Friday, May 16, 2008

Responsibility Is Not A Bad Thing

My daughter Martha's latest post got me to thinking about men and responsibility. My dad was born in 1928. His family lived in Topeka, but in the summers he was sent to work on his grandparents farm. When he was nine years old he was driving a horse & mule powered binder while his uncles stacked the sheaves. Any money he made was given to his parents. Later on he got a paper route and again, any money he made went to help feed his four brothers and two sisters. His story was not unusual; in fact it was typical for young men of that generation to pitch in and help their families survive. Frankly, that was the way things were for every generation back to Adam. Boys coulnd't stay boys for long. They were men (or at least worked like men) by the time they were sixteen. Responsibility came to them naturally. They were raised with it. It was as natural as eating or breathing. Something has changed.



After World War II there was a tremendous economic boom, and with it came a profound change in how children, especially boys, were raised. An enormous number of men served in the armed forces and then went to college on the GI Bill. My dad was one of them. He was the first person in the history of his family to ever get to go to college. In the 1950's a college degree was worth a lot of money. My dad, unlike his dad, was able to raise a family in relative comfort on his salary alone. Mom stayed home with the kids, like most other moms in those days. Labor laws kept me from working at a serious job until I was sixteen, and even then, any money I made I got to keep for myself. My family simply did not need me. I had chores, of course, but they were piddly things like mowing the yeard and cleaning the garage. If I hadn't done them someone else would have. Talk about a dramatic shift. Middle Class America is huge, and it's young men aren't genuinely needed by anyone, at least not until they are old enough to start their own families. For most young men the first real responsibility they get is handed to them in the person of their firstborn child. Fifty years ago it was unusual for a man to abandon his family. These days it happens all the time.

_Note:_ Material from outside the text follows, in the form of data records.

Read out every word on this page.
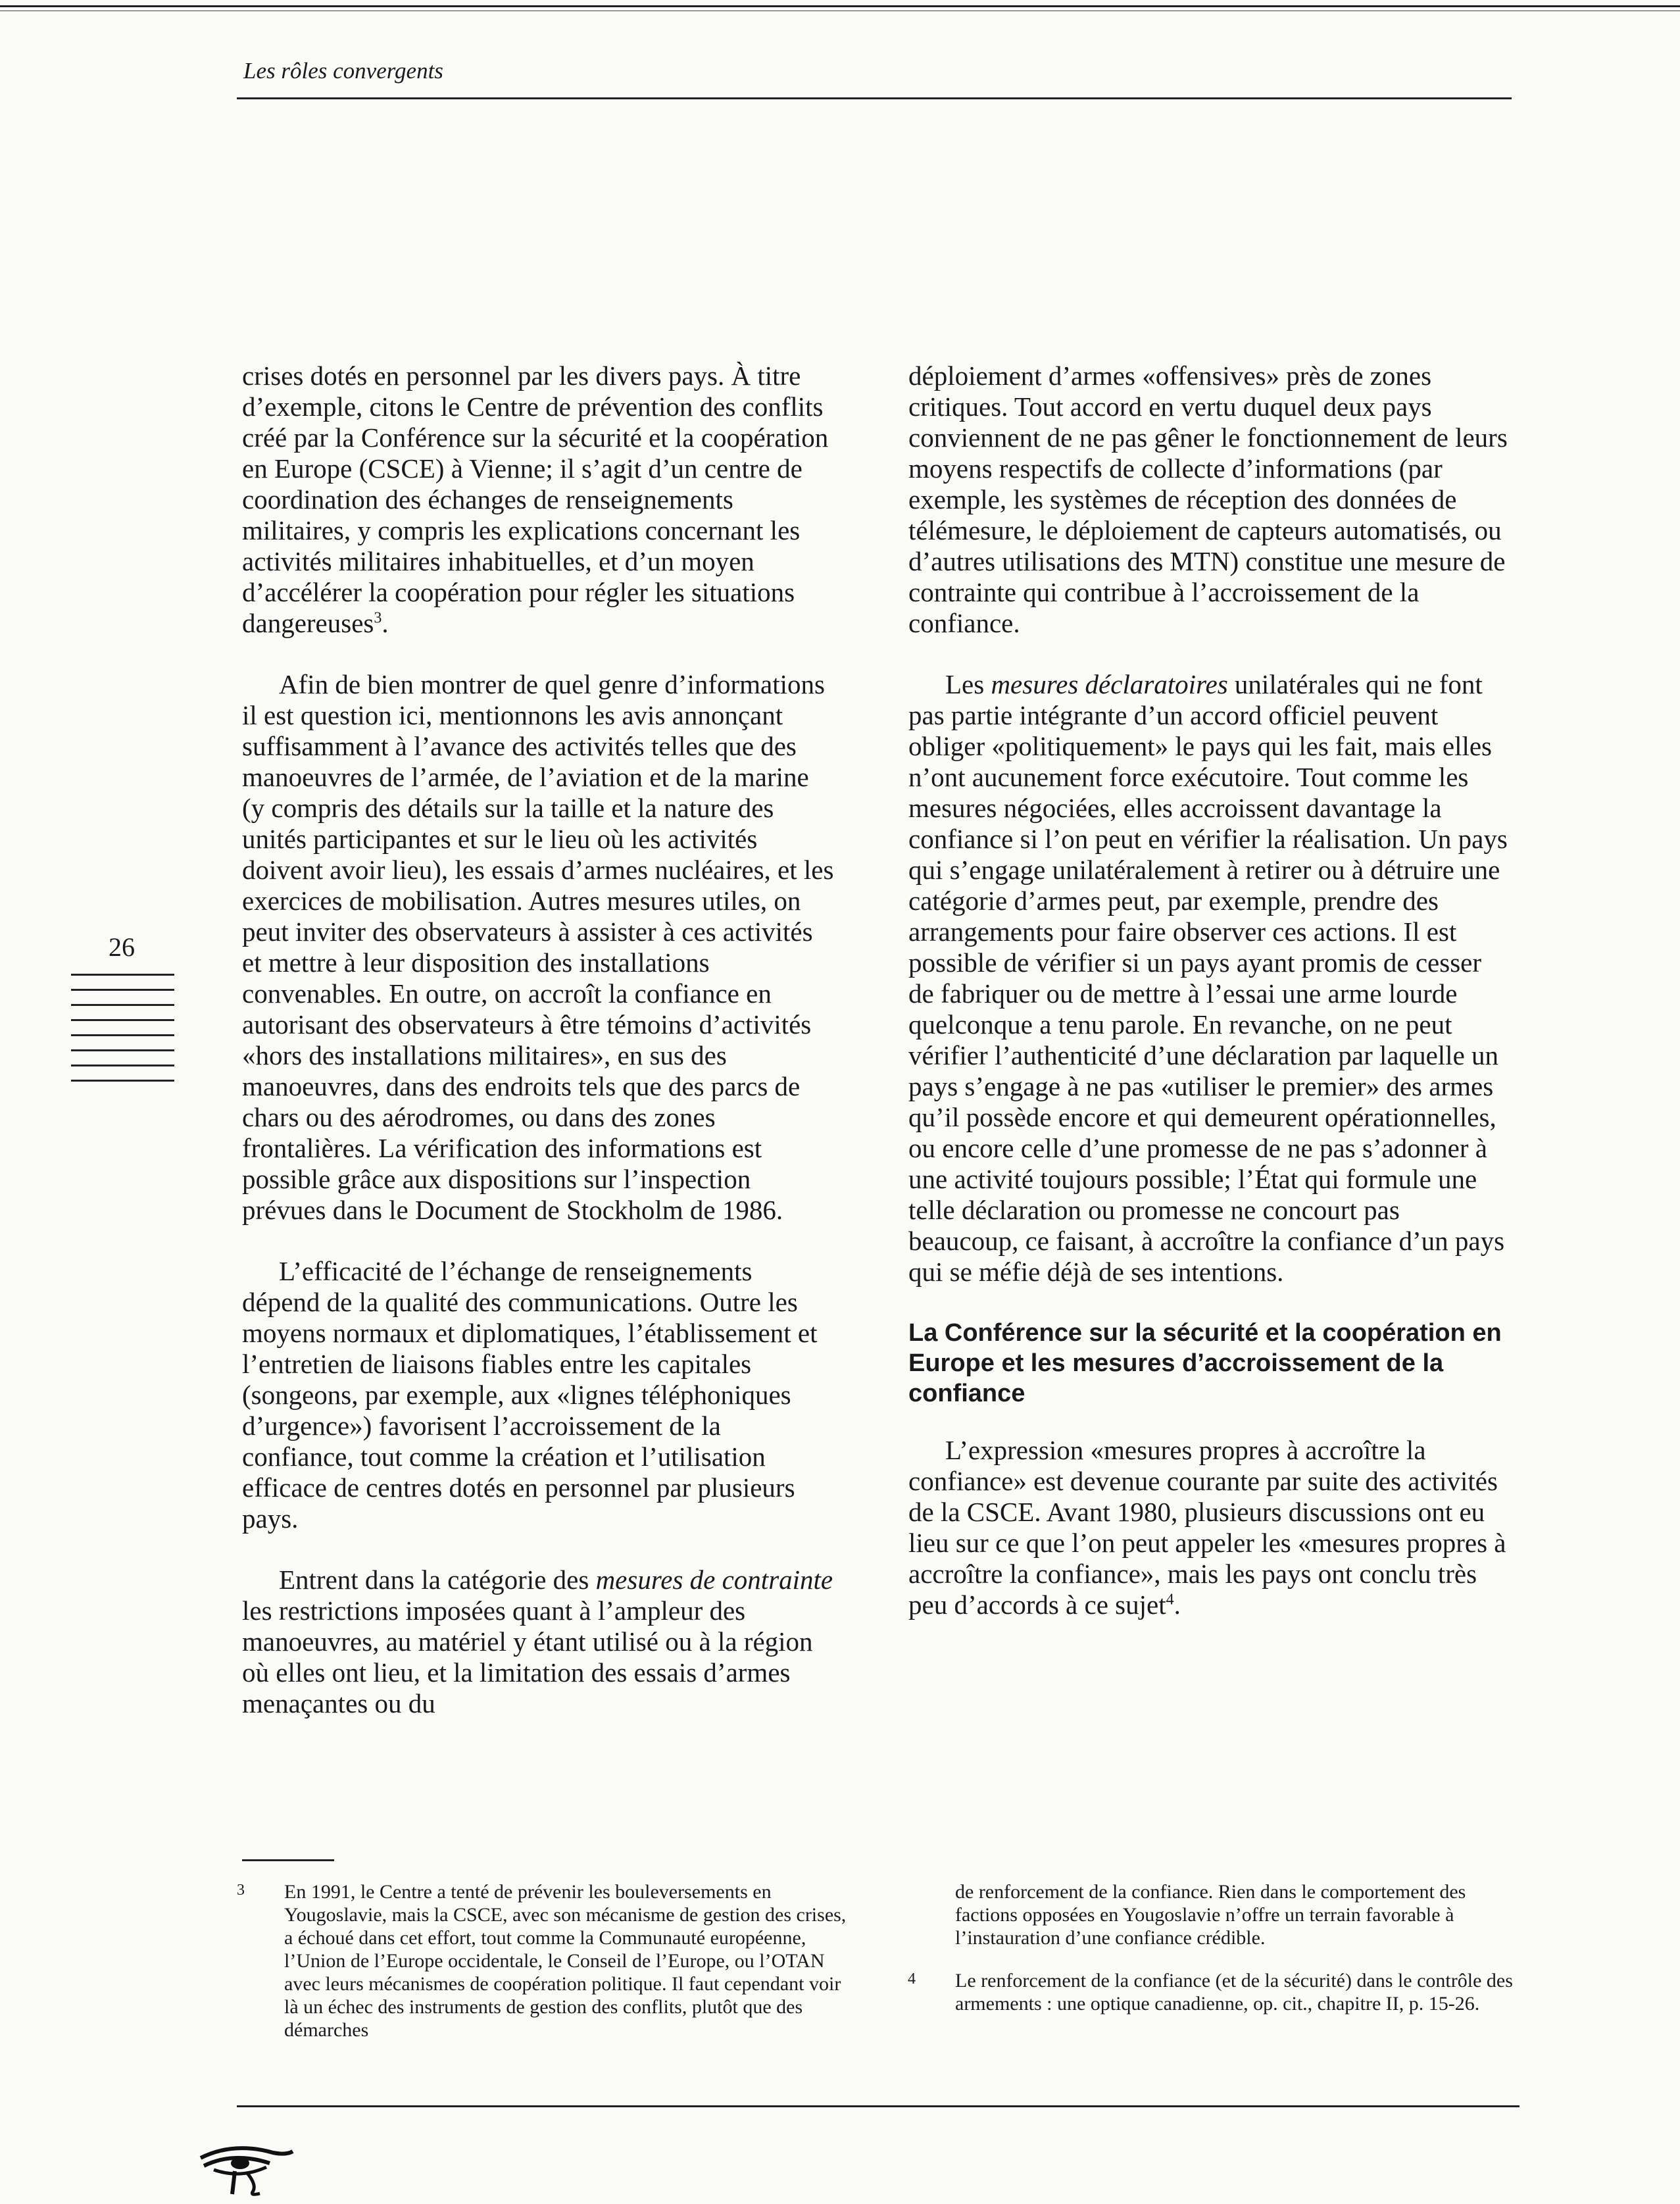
Les rôles convergents
26

crises dotés en personnel par les divers pays. À titre d’exemple, citons le Centre de prévention des conflits créé par la Conférence sur la sécurité et la coopération en Europe (CSCE) à Vienne; il s’agit d’un centre de coordination des échanges de renseignements militaires, y compris les explications concernant les activités militaires inhabituelles, et d’un moyen d’accélérer la coopération pour régler les situations dangereuses$^3$.

Afin de bien montrer de quel genre d’informations il est question ici, mentionnons les avis annonçant suffisamment à l’avance des activités telles que des manoeuvres de l’armée, de l’aviation et de la marine (y compris des détails sur la taille et la nature des unités participantes et sur le lieu où les activités doivent avoir lieu), les essais d’armes nucléaires, et les exercices de mobilisation. Autres mesures utiles, on peut inviter des observateurs à assister à ces activités et mettre à leur disposition des installations convenables. En outre, on accroît la confiance en autorisant des observateurs à être témoins d’activités «hors des installations militaires», en sus des manoeuvres, dans des endroits tels que des parcs de chars ou des aérodromes, ou dans des zones frontalières. La vérification des informations est possible grâce aux dispositions sur l’inspection prévues dans le Document de Stockholm de 1986.

L’efficacité de l’échange de renseignements dépend de la qualité des communications. Outre les moyens normaux et diplomatiques, l’établissement et l’entretien de liaisons fiables entre les capitales (songeons, par exemple, aux «lignes téléphoniques d’urgence») favorisent l’accroissement de la confiance, tout comme la création et l’utilisation efficace de centres dotés en personnel par plusieurs pays.

Entrent dans la catégorie des mesures de contrainte les restrictions imposées quant à l’ampleur des manoeuvres, au matériel y étant utilisé ou à la région où elles ont lieu, et la limitation des essais d’armes menaçantes ou du

déploiement d’armes «offensives» près de zones critiques. Tout accord en vertu duquel deux pays conviennent de ne pas gêner le fonctionnement de leurs moyens respectifs de collecte d’informations (par exemple, les systèmes de réception des données de télémesure, le déploiement de capteurs automatisés, ou d’autres utilisations des MTN) constitue une mesure de contrainte qui contribue à l’accroissement de la confiance.

Les mesures déclaratoires unilatérales qui ne font pas partie intégrante d’un accord officiel peuvent obliger «politiquement» le pays qui les fait, mais elles n’ont aucunement force exécutoire. Tout comme les mesures négociées, elles accroissent davantage la confiance si l’on peut en vérifier la réalisation. Un pays qui s’engage unilatéralement à retirer ou à détruire une catégorie d’armes peut, par exemple, prendre des arrangements pour faire observer ces actions. Il est possible de vérifier si un pays ayant promis de cesser de fabriquer ou de mettre à l’essai une arme lourde quelconque a tenu parole. En revanche, on ne peut vérifier l’authenticité d’une déclaration par laquelle un pays s’engage à ne pas «utiliser le premier» des armes qu’il possède encore et qui demeurent opérationnelles, ou encore celle d’une promesse de ne pas s’adonner à une activité toujours possible; l’État qui formule une telle déclaration ou promesse ne concourt pas beaucoup, ce faisant, à accroître la confiance d’un pays qui se méfie déjà de ses intentions.

La Conférence sur la sécurité et la coopération en Europe et les mesures d’accroissement de la confiance

L’expression «mesures propres à accroître la confiance» est devenue courante par suite des activités de la CSCE. Avant 1980, plusieurs discussions ont eu lieu sur ce que l’on peut appeler les «mesures propres à accroître la confiance», mais les pays ont conclu très peu d’accords à ce sujet$^4$.

3	En 1991, le Centre a tenté de prévenir les bouleversements en Yougoslavie, mais la CSCE, avec son mécanisme de gestion des crises, a échoué dans cet effort, tout comme la Communauté européenne, l’Union de l’Europe occidentale, le Conseil de l’Europe, ou l’OTAN avec leurs mécanismes de coopération politique. Il faut cependant voir là un échec des instruments de gestion des conflits, plutôt que des démarches
de renforcement de la confiance. Rien dans le comportement des factions opposées en Yougoslavie n’offre un terrain favorable à l’instauration d’une confiance crédible.
4	Le renforcement de la confiance (et de la sécurité) dans le contrôle des armements : une optique canadienne, op. cit., chapitre II, p. 15-26.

And then there's the culture. Father's on TV are always portrayed as complete buffoons. Who wants to be Al Bundy or Homer Simpson? Responsibility is always viewed as some sort of personal disaster. Oh my God! A wife! A mortgage! A job! A kid! It's no wonder so many young men refuse to grow up.

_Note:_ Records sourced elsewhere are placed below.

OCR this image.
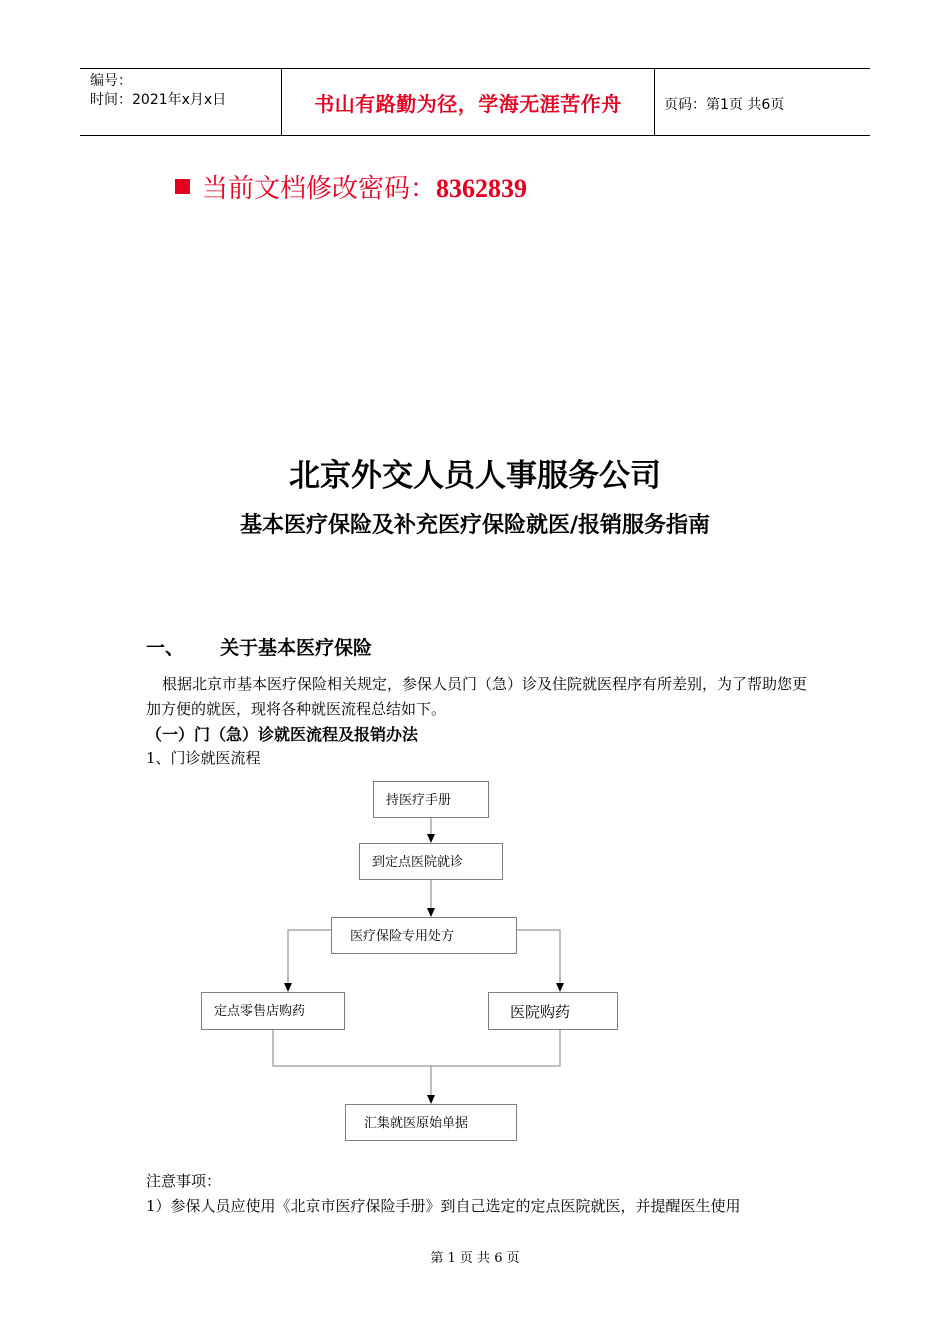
编号：
时间：2021年x月x日	书山有路勤为径，学海无涯苦作舟	页码：第1页 共6页
当前文档修改密码：8362839
北京外交人员人事服务公司
基本医疗保险及补充医疗保险就医/报销服务指南
一、 关于基本医疗保险
根据北京市基本医疗保险相关规定，参保人员门（急）诊及住院就医程序有所差别，为了帮助您更加方便的就医，现将各种就医流程总结如下。
（一）门（急）诊就医流程及报销办法
1、门诊就医流程
持医疗手册
到定点医院就诊
医疗保险专用处方
定点零售店购药	医院购药
汇集就医原始单据
注意事项：
1）参保人员应使用《北京市医疗保险手册》到自己选定的定点医院就医，并提醒医生使用
第 1 页 共 6 页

Mind you, I'm not really trying to pin the blame on anyone here. I think this thing has been an unexpected development in American society. We really don't have a good way to grow young boys into men anymore. I don't really know what the solution is, either. I wish I did. There are a couple of things that I think will help. First and foremost, boys need role models, and men who aren't afraid of responsibility need to step up and meet the challenge. I've tried to do my part. I've been a mentor at the local junior high for three years. I like to think I've done a little good, but time will tell.

4 comments:

* (asterisk) said...

It's not just America, Matt; it's the West. The comfortable, affluent West.

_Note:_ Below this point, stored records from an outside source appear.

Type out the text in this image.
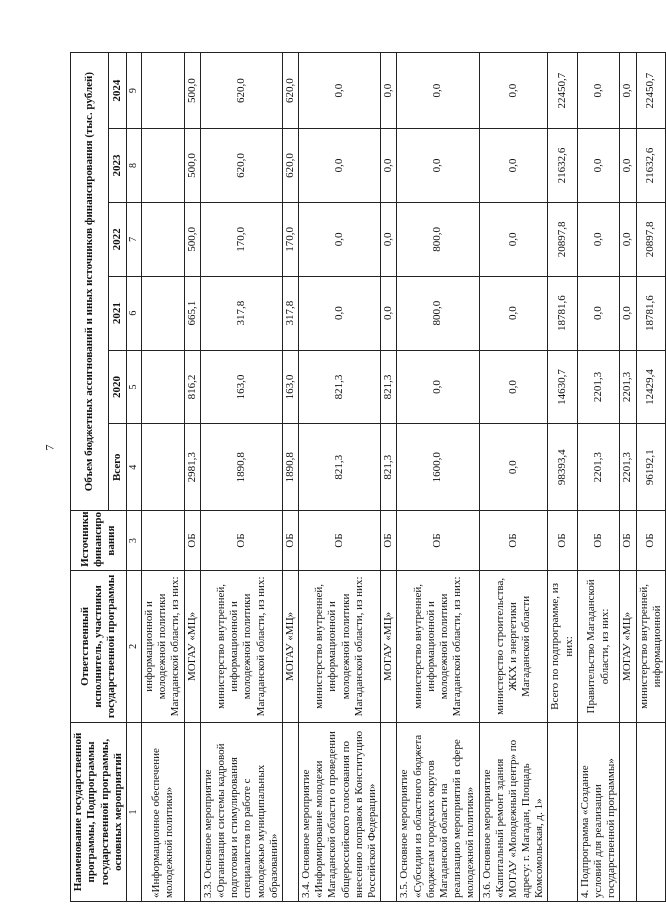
7
Наименование государственной программы, Подпрограммы государственной программы, основных мероприятий	Ответственный исполнитель, участники государственной программы	Источники финансиро вания	Объем бюджетных ассигнований и иных источников финансирования (тыс. рублей)					
			Всего	2020	2021	2022	2023	2024
1	2	3	4	5	6	7	8	9
«Информационное обеспечение молодежной политики»	информационной и молодежной политики Магаданской области, из них:							
	МОГАУ «МЦ»	ОБ	2981,3	816,2	665,1	500,0	500,0	500,0
3.3. Основное мероприятие «Организация системы кадровой подготовки и стимулирования специалистов по работе с молодежью муниципальных образований»	министерство внутренней, информационной и молодежной политики Магаданской области, из них:	ОБ	1890,8	163,0	317,8	170,0	620,0	620,0
	МОГАУ «МЦ»	ОБ	1890,8	163,0	317,8	170,0	620,0	620,0
3.4. Основное мероприятие «Информирование молодежи Магаданской области о проведении общероссийского голосования по внесению поправок в Конституцию Российской Федерации»	министерство внутренней, информационной и молодежной политики Магаданской области, из них:	ОБ	821,3	821,3	0,0	0,0	0,0	0,0
	МОГАУ «МЦ»	ОБ	821,3	821,3	0,0	0,0	0,0	0,0
3.5. Основное мероприятие «Субсидии из областного бюджета бюджетам городских округов Магаданской области на реализацию мероприятий в сфере молодежной политики»	министерство внутренней, информационной и молодежной политики Магаданской области, из них:	ОБ	1600,0	0,0	800,0	800,0	0,0	0,0
3.6. Основное мероприятие «Капитальный ремонт здания МОГАУ «Молодежный центр» по адресу: г. Магадан, Площадь Комсомольская, д. 1»	министерство строительства, ЖКХ и энергетики Магаданской области	ОБ	0,0	0,0	0,0	0,0	0,0	0,0
	Всего по подпрограмме, из них:	ОБ	98393,4	14630,7	18781,6	20897,8	21632,6	22450,7
4. Подпрограмма «Создание условий для реализации государственной программы»	Правительство Магаданской области, из них:	ОБ	2201,3	2201,3	0,0	0,0	0,0	0,0
	МОГАУ «МЦ»	ОБ	2201,3	2201,3	0,0	0,0	0,0	0,0
	министерство внутренней, информационной	ОБ	96192,1	12429,4	18781,6	20897,8	21632,6	22450,7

But we've got a bit too comfortable.

And the East and Middle East are coming up to kick our asses -- in economy, as well as in preparing their men for the "real world", even if that "real world" is fighting a jihad. We're in big trouble...

Martha Elaine Belden said...

great post, dad!

and good point, asterisk.
i don't know men in the rest of the world because my meager travels have involved little to no contact with foreigners outside of those we were there to serve... of whom were mostly orphaned children (in both cases).

but it makes me sad to know it's not only happened here.

i'm sort of afraid to say it, but i do hope something will send us back in the other direction.

Anonymous said...

Doesn't history typically come full circle? I think there is hope someday we might swing back in the other direction. Over the last few years the focus has been switched for men and I think to some extent they have been sent mixed signals from not only their parents, but also women as the come into the world of relationships. As you said MD, they are not actually needed in their families and then they are thrown into a world that says on many levels women don't need them either. The rise of the Independent Woman has left many males confused as to what role they are meant to play. Although I don't wish for society to come full circle back to the idea of the demure, obedient woman, I do hope we can find a healthy happy medium.
Btw, Welcome to the world of Blogging. Glad you decided to join us!

martha's dad said...

I'd like to think history does run in circles, but I think this may be a new phenomenon. We've never seen a society where this many were this prosperous, where entire generations of males were simply not needed by their families (or their women, for that matter. Rome was fairly prosperous but it was built on the backs of millions of slaves. Western culture seems to have evolved into something entirely new. If it is to survive the coming onslaught from Islam et al, we must develop new ways to instill a sense of responsibility in our young men. I simply don't see it happening at this time. I'm afraid I'm not very optomistic about this.